Construction of micelles and hollow spheres via the self-assembly behavior of poly(styrene- alt-p HPMI) copolymers with poly(4-vinylpyridine) derivatives mediated by hydrogen bonding interactions.

This study describes the preparation of hydrogen bonding connected micelles, consisting of a poly(styrene- alt -( para -hydroxyphenylmaleimide)) [poly(S- alt -pHPMI)] core and a poly(4-vinylpyridine) (P4VP) derivative shell in a selective solvent. The aim was to modify hydrogen bonding interaction sites at the core/shell interface by synthesizing P4VP derivatives in three different sequences, namely, P4VP homopolymers, PS- co -P4VP random copolymers, and block copolymers. TEM images showed the successful self-assembly of poly(S- alt -pHPMI)/PS- co -P4VP inter-polymer complexes into spherical structures. To dissolve the core structures, 1,4-dibromobutane was used as a cross-linking agent to tighten the PS- co -P4VP shell. The morphologies, particle sizes, hydrogen bonding, cross-linking reaction, and core dissolution were confirmed by TEM, DLS, FTIR, and AFM analyses.
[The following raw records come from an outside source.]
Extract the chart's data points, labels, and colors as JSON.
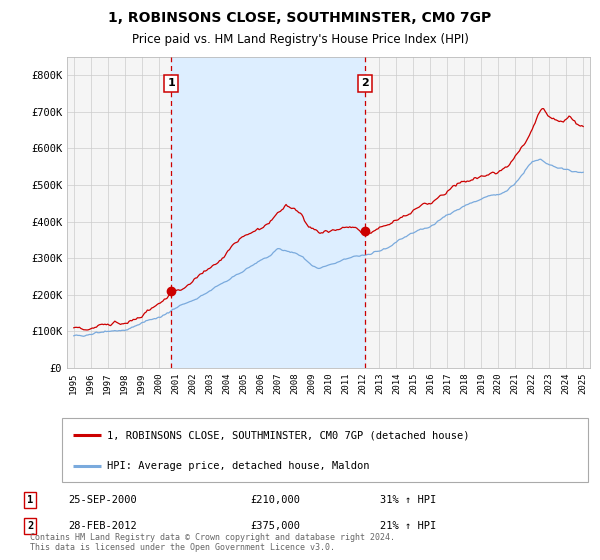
{
  "title": "1, ROBINSONS CLOSE, SOUTHMINSTER, CM0 7GP",
  "subtitle": "Price paid vs. HM Land Registry's House Price Index (HPI)",
  "legend_line1": "1, ROBINSONS CLOSE, SOUTHMINSTER, CM0 7GP (detached house)",
  "legend_line2": "HPI: Average price, detached house, Maldon",
  "sale1_label": "1",
  "sale1_date": "25-SEP-2000",
  "sale1_price": "£210,000",
  "sale1_hpi": "31% ↑ HPI",
  "sale1_x": 2000.73,
  "sale1_y": 210000,
  "sale2_label": "2",
  "sale2_date": "28-FEB-2012",
  "sale2_price": "£375,000",
  "sale2_hpi": "21% ↑ HPI",
  "sale2_x": 2012.16,
  "sale2_y": 375000,
  "vline1_x": 2000.73,
  "vline2_x": 2012.16,
  "shade_xmin": 2000.73,
  "shade_xmax": 2012.16,
  "red_color": "#cc0000",
  "blue_color": "#7aaadd",
  "shade_color": "#ddeeff",
  "grid_color": "#cccccc",
  "ylabel_ticks": [
    "£0",
    "£100K",
    "£200K",
    "£300K",
    "£400K",
    "£500K",
    "£600K",
    "£700K",
    "£800K"
  ],
  "ytick_vals": [
    0,
    100000,
    200000,
    300000,
    400000,
    500000,
    600000,
    700000,
    800000
  ],
  "ylim": [
    0,
    850000
  ],
  "xlim_min": 1994.6,
  "xlim_max": 2025.4,
  "footer_text": "Contains HM Land Registry data © Crown copyright and database right 2024.\nThis data is licensed under the Open Government Licence v3.0.",
  "background_color": "#f5f5f5"
}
Poly(S- alt-p HPMI)/PS 41 - r -P4VP 59 hydrogen bonding connected micelles, cross-linked micelles, and hollow spheres were larger and more irregular than poly(S- alt-p HPMI)/P4VP inter-polymer complexes due to the random copolymer architecture and the decrease in intermolecular hydrogen bonds. However, poly(S- alt-p HPMI)/PS 68 - b -P4VP 32 resulted in rod- or worm-like structures after core dissolution.